Through your cooperation I very much hope to move this Growth Strategy forward together with you, the members of Japan Akademeia, who have already escaped Plato's cave.

We are at last coming up on the election for the Tokyo Metropolitan Assembly next month and then the House of Councillors election in July.

While we can say that the atmosphere in society has been changing little by little, our fight to "take Japan back" is still only halfway complete.

"We want you to restore a strong economy." That is what the Japanese people have been saying.

Diplomacy, security, and social security all depend on a strong economy. I will continue to be engaged in conducting policy, placing the emphasis on economic policy.
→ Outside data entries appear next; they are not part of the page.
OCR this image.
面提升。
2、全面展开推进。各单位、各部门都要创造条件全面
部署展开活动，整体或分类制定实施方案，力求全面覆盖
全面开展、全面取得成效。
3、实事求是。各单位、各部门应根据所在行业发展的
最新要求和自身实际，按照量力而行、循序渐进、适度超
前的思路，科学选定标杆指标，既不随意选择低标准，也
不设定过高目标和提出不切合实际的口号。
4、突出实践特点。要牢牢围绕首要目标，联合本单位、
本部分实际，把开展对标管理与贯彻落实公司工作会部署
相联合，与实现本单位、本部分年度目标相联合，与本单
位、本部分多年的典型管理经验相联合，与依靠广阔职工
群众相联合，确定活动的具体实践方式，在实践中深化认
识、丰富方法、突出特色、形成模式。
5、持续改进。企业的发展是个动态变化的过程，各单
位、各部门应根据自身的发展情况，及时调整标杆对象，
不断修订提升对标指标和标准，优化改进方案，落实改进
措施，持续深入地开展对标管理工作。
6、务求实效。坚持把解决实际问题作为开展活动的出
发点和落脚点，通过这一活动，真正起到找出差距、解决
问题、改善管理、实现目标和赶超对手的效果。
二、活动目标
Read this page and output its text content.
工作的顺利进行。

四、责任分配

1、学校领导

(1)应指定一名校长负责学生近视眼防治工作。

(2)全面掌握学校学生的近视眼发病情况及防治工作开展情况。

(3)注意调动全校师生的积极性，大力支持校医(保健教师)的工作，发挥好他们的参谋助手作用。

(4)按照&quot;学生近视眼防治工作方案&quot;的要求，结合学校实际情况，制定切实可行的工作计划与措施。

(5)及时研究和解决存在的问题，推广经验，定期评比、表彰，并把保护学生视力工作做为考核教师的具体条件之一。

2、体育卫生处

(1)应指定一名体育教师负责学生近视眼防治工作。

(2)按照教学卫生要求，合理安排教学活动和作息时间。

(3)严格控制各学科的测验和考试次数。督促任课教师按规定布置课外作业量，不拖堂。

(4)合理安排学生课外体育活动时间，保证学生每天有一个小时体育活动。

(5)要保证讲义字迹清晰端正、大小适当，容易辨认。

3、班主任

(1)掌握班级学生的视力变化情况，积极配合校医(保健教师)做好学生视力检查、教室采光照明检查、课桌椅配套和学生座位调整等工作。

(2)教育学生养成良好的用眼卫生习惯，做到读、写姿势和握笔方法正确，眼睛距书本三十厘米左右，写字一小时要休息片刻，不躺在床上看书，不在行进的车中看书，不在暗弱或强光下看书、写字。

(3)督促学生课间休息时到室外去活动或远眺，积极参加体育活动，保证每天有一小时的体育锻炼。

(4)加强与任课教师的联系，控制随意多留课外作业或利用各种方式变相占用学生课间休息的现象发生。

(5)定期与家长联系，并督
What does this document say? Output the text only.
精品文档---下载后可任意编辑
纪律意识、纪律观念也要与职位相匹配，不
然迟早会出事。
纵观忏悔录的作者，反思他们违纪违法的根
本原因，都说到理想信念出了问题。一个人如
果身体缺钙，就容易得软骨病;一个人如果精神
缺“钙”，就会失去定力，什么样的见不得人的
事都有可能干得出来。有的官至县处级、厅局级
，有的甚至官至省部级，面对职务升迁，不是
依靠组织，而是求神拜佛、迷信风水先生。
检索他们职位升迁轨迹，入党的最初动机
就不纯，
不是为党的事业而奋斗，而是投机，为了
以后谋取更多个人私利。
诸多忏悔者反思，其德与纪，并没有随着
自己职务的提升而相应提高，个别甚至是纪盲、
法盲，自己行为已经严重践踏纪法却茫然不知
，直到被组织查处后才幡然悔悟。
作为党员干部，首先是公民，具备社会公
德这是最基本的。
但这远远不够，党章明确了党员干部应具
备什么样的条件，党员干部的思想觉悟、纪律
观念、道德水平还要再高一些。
We must not forget reconstruction from the Great East Japan Earthquake.

I visited Miyagi Prefecture again on Sunday. Since taking office as Prime Minister, I have been going to the disaster areas every month.

I intend to accelerate reconstruction to bring it about as early as possible. Visiting the affected areas with that thought in mind and listening to the voices of the local people, I have steadily generated results one by one.

I will continue to visit the disaster area monthly and I will ensure that we take steady steps forward on the path to reconstruction.

We must provide stability to politics if we are to advance these types of policies firmly and generate results.

"Politics that can't decide" compromises the future of Japan. I believe that much of the Japanese public is exasperated with the divided Diet. The upcoming House of Councillors election will also be a fight to restore Japanese politics.

I hope to overcome this hot summer in a vigorous manner, working together with you.

Thank you very much for listening today.